Tesla Robotaxi Now Runs Fully Driverless in Three Markets

Tesla now operates fully unsupervised robotaxi rides in three of its five active markets, a milestone underscored by its Miami launch that skipped the safety-monitor phase entirely.

3 min read
Tesla Robotaxi Now Runs Fully Driverless in Three Markets

AUSTIN, Texas — Tesla's driverless ride-hailing service has quietly crossed a major threshold: the company now runs fully unsupervised robotaxi trips, with no human safety monitor in the vehicle, across three of its five active markets, a sign of how fast its autonomy program is maturing.

The clearest marker came with Tesla's Miami launch, where the service went live without the in-car safety-monitor phase the company used in every prior city. Tesla's vice president of AI software, Ashok Elluswamy, confirmed the cars operate with no one in the front seat, a detail corroborated by rider videos, and InsideEVs and other outlets reported the milestone as Tesla expanded beyond its home base of Texas and California.

Three of Five, and Counting

By early July, Tesla was offering unsupervised rides in Miami, Dallas, and Houston, while Austin ran a mixed fleet with some fully driverless vehicles alongside monitored ones, and the San Francisco Bay Area still kept a monitor aboard every car. The geographic spread shows Tesla scaling its camera-only Full Self-Driving approach across very different driving environments, from Florida's sudden downpours to dense Texas interchanges.

Florida's regulatory environment, which does not require a state-specific permit for autonomous vehicles, helped Tesla reach unsupervised operation there quickly. The Miami service runs in a geofenced zone of roughly 10 to 14 square miles covering West Miami, Doral, and Coral Gables. Tesla has been steadily widening its footprint, having only recently begun robotaxi testing in New Orleans as it scouts additional cities.
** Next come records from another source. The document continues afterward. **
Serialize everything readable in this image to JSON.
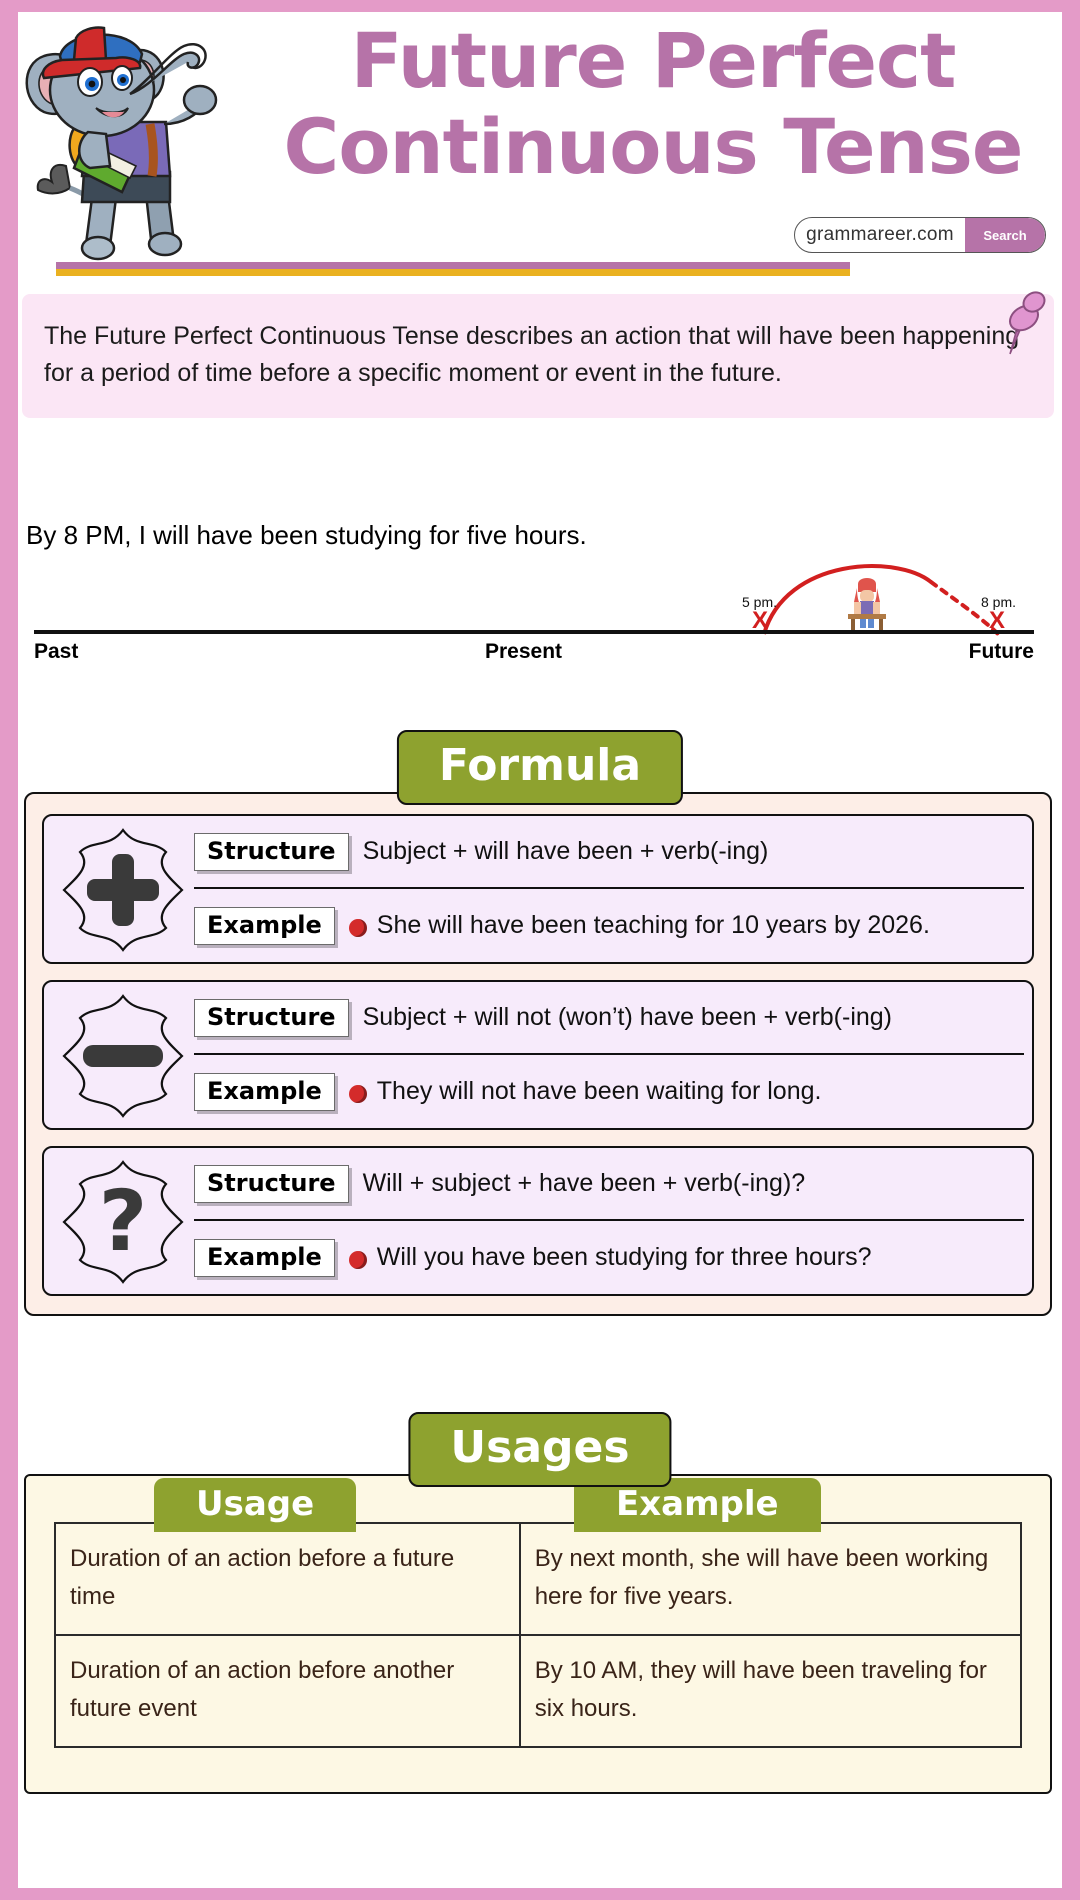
{
  "theme": {
    "frame_color": "#e49bc8",
    "title_color": "#b673a8",
    "accent_green": "#8ea22f",
    "accent_yellow": "#eab120",
    "intro_bg": "#fbe6f5",
    "formula_bg": "#fdeee7",
    "card_bg": "#f7ebfb",
    "usage_bg": "#fdf8e4",
    "bullet_color": "#d42b2b"
  },
  "header": {
    "title_line1": "Future Perfect",
    "title_line2": "Continuous Tense",
    "mascot_icon": "elephant-mascot-icon",
    "pin_icon": "pushpin-icon",
    "search": {
      "domain": "grammareer.com",
      "button_label": "Search"
    }
  },
  "intro": {
    "text": "The Future Perfect Continuous Tense describes an action that will have been happening for a period of time before a specific moment or event in the future."
  },
  "timeline": {
    "sentence": "By 8 PM, I will have been studying for five hours.",
    "labels": {
      "past": "Past",
      "present": "Present",
      "future": "Future"
    },
    "markers": [
      {
        "time": "5 pm.",
        "mark": "X"
      },
      {
        "time": "8 pm.",
        "mark": "X"
      }
    ],
    "figure_icon": "student-at-desk-icon"
  },
  "formula": {
    "banner": "Formula",
    "labels": {
      "structure": "Structure",
      "example": "Example"
    },
    "cards": [
      {
        "sign_icon": "plus-badge-icon",
        "structure": "Subject + will have been + verb(-ing)",
        "example": "She will have been teaching for 10 years by 2026."
      },
      {
        "sign_icon": "minus-badge-icon",
        "structure": "Subject + will not (won’t) have been + verb(-ing)",
        "example": "They will not have been waiting for long."
      },
      {
        "sign_icon": "question-badge-icon",
        "structure": "Will + subject + have been + verb(-ing)?",
        "example": "Will you have been studying for three hours?"
      }
    ]
  },
  "usages": {
    "banner": "Usages",
    "columns": [
      "Usage",
      "Example"
    ],
    "rows": [
      {
        "usage": "Duration of an action before a future time",
        "example": "By next month, she will have been working here for five years."
      },
      {
        "usage": "Duration of an action before another future event",
        "example": "By 10 AM, they will have been traveling for six hours."
      }
    ]
  }
}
Tesla Robotaxi Now Runs Fully Driverless in Three Markets — additional image

Data Is the Advantage

The pace reflects Tesla's core bet: that a fleet of millions of camera-equipped cars generates the real-world data needed to train a generalized self-driving system faster than rivals relying on expensive sensor stacks and hand-mapped routes. Every mile driven feeds the neural networks, and the company continues to publish evidence of steady gains, including figures showing FSD now packs a more powerful onboard computer in the Cybercab to push capability further.
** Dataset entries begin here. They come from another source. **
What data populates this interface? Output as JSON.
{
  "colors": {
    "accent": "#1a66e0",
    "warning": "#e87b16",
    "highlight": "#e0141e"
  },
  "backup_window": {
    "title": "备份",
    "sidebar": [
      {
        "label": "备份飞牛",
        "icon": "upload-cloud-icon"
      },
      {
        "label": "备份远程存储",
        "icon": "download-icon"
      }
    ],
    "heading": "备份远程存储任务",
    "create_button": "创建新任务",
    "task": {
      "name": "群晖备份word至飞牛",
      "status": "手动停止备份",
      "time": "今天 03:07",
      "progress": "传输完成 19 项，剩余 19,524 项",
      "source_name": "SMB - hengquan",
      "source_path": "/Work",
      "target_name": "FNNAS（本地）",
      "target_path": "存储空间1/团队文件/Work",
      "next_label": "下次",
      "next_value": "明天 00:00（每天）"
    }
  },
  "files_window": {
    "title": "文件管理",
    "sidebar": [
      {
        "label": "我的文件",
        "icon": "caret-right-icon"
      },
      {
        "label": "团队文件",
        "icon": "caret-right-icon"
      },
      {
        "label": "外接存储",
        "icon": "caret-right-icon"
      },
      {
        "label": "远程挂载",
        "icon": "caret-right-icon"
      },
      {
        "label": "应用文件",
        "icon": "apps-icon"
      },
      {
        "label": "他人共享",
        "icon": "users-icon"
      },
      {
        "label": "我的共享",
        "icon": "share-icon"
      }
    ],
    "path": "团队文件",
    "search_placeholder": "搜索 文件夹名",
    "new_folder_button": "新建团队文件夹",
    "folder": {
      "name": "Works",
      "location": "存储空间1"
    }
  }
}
Tesla still layers in safeguards as it scales, including remote oversight and, in some cases, trailing support vehicles, allowing it to expand confidently while keeping riders comfortable.

The Road Ahead

Reaching unsupervised operation in three markets within roughly a year of launching the service marks a striking acceleration for a program many doubted would arrive on this timeline. With additional cities under evaluation and the purpose-built Cybercab ramping, Tesla appears positioned to keep flipping markets to fully driverless through the second half of 2026, turning its long-promised robotaxi vision into an everyday reality for a growing number of riders.